16. You will cultivate an attitude of gratitude. By bringing awareness to your body and what it can do and clearing your head so you can see how much you have to be grateful for in your life. Many yogis begin and end their practices by dedicating their time on the mat to someone or something important to them. Can’t we all agree that the world could use a little more gratitude?
17. It can be cathartic and help unlock stuck emotions. Your mat is a safe space to work through emotions you maybe haven’t let yourself address directly (or didn’t even know you needed to address). Sometimes a pose will start you crying and it won’t stop. That’s totally normal, so don’t try to rein it in—just consider it good (and cheap!) therapy. Please note: While yoga can certainly help and is a good place to start, it’s not a replacement for therapy. Yoga teachers are not licensed therapists.
18. Deeper breathing reduces stress and inflammation. In addition to being relaxing, deep breathing has been proven to physiologically impact the heart, brain, digestion, immune system—and maybe even the expression of genes. Deep breathing also alkalinizes the body, keeping it balanced in its naturally slightly alkalinized state.
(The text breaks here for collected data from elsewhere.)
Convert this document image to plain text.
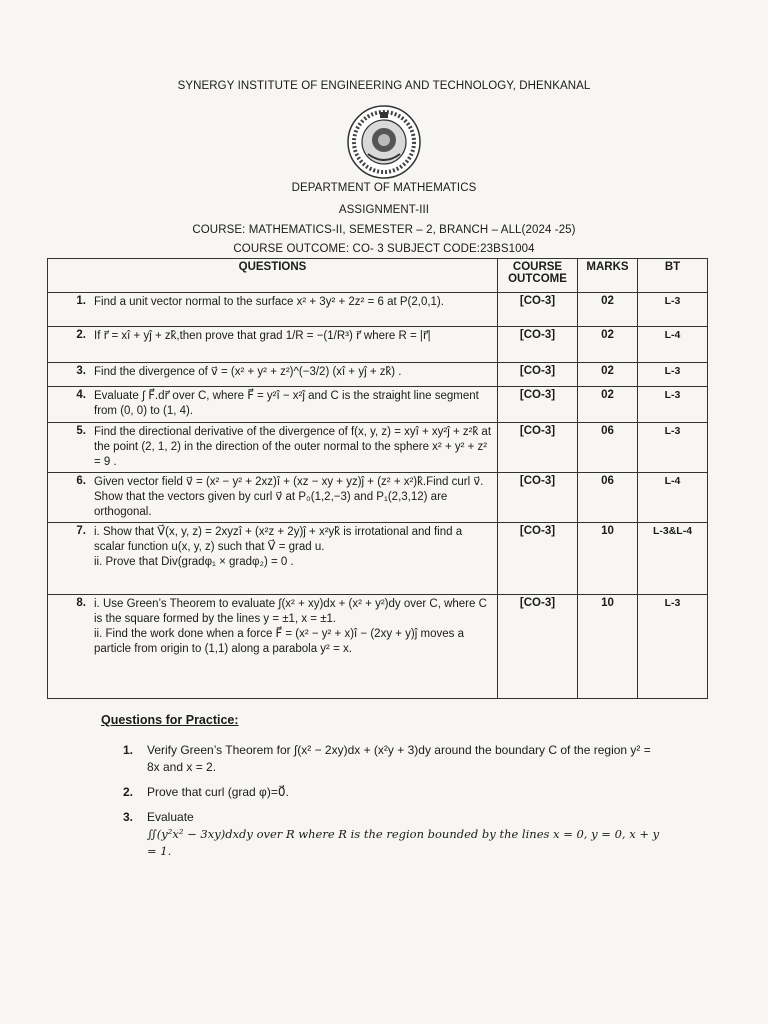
SYNERGY INSTITUTE OF ENGINEERING AND TECHNOLOGY, DHENKANAL
DEPARTMENT OF MATHEMATICS
ASSIGNMENT-III
COURSE: MATHEMATICS-II, SEMESTER – 2, BRANCH – ALL(2024 -25)
COURSE OUTCOME: CO- 3 SUBJECT CODE:23BS1004
QUESTIONS	COURSE OUTCOME	MARKS	BT

1. Find a unit vector normal to the surface x² + 3y² + 2z² = 6 at P(2,0,1).	[CO-3]	02	L-3

2. If r⃗ = xî + yĵ + zk̂,then prove that grad 1/R = −(1/R³) r⃗ where R = |r⃗|	[CO-3]	02	L-4

3. Find the divergence of v⃗ = (x² + y² + z²)^(−3/2) (xî + yĵ + zk̂) .	[CO-3]	02	L-3

4. Evaluate ∫ F⃗.dr⃗ over C, where F⃗ = y²î − x²ĵ and C is the straight line segment from (0, 0) to (1, 4).	[CO-3]	02	L-3

5. Find the directional derivative of the divergence of f(x, y, z) = xyî + xy²ĵ + z²k̂ at the point (2, 1, 2) in the direction of the outer normal to the sphere x² + y² + z² = 9 .	[CO-3]	06	L-3

6. Given vector field v⃗ = (x² − y² + 2xz)î + (xz − xy + yz)ĵ + (z² + x²)k̂.Find curl v⃗. Show that the vectors given by curl v⃗ at P₀(1,2,−3) and P₁(2,3,12) are orthogonal.	[CO-3]	06	L-4

7. i. Show that V⃗(x, y, z) = 2xyzî + (x²z + 2y)ĵ + x²yk̂ is irrotational and find a scalar function u(x, y, z) such that V⃗ = grad u.
ii. Prove that Div(gradφ₁ × gradφ₂) = 0 .	[CO-3]	10	L-3&L-4

8. i. Use Green’s Theorem to evaluate ∫(x² + xy)dx + (x² + y²)dy over C, where C is the square formed by the lines y = ±1, x = ±1.
ii. Find the work done when a force F⃗ = (x² − y² + x)î − (2xy + y)ĵ moves a particle from origin to (1,1) along a parabola y² = x.	[CO-3]	10	L-3
Questions for Practice:
1.	Verify Green’s Theorem for ∫(x² − 2xy)dx + (x²y + 3)dy around the boundary C of the region y² = 8x and x = 2.
2.	Prove that curl (grad φ)=0⃗.
3.	Evaluate
∬(y²x² − 3xy)dxdy over R where R is the region bounded by the lines x = 0, y = 0, x + y = 1.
19. You will have steamier sex! Studies have found that yoga practice significantly increases levels of testosterone in the blood, which is in turn correlated with increased sexual desire and activity in men and women. Other studies have shown links between yoga and a variety of satisfaction factors in bed, including confidence and performance.
20. You will become more playful. Practicing yoga encourages us to approach new and challenging situations with curiosity and playfulness instead of ego and frustration. As adults we rarely attempt new things, like balancing on our hands or our head. Taking on physical, mental and emotional challenges as part of a ‘practice’ (instead of a ‘performance’) helps us cultivate ‘child mind’… where we are less goal-oriented and more present from moment to moment.
21. You grow your community. There are more than 35 million Americans practicing yoga in the U.S., or about 15 percent of U.S. adults. Yoga can be such a potent seed for discovering new friendships, new teachers, and new communities. Go out and explore. Find inspirational teachers—and inspire and be inspired by your fellow practitioners! There is a global community of yogis waiting for you.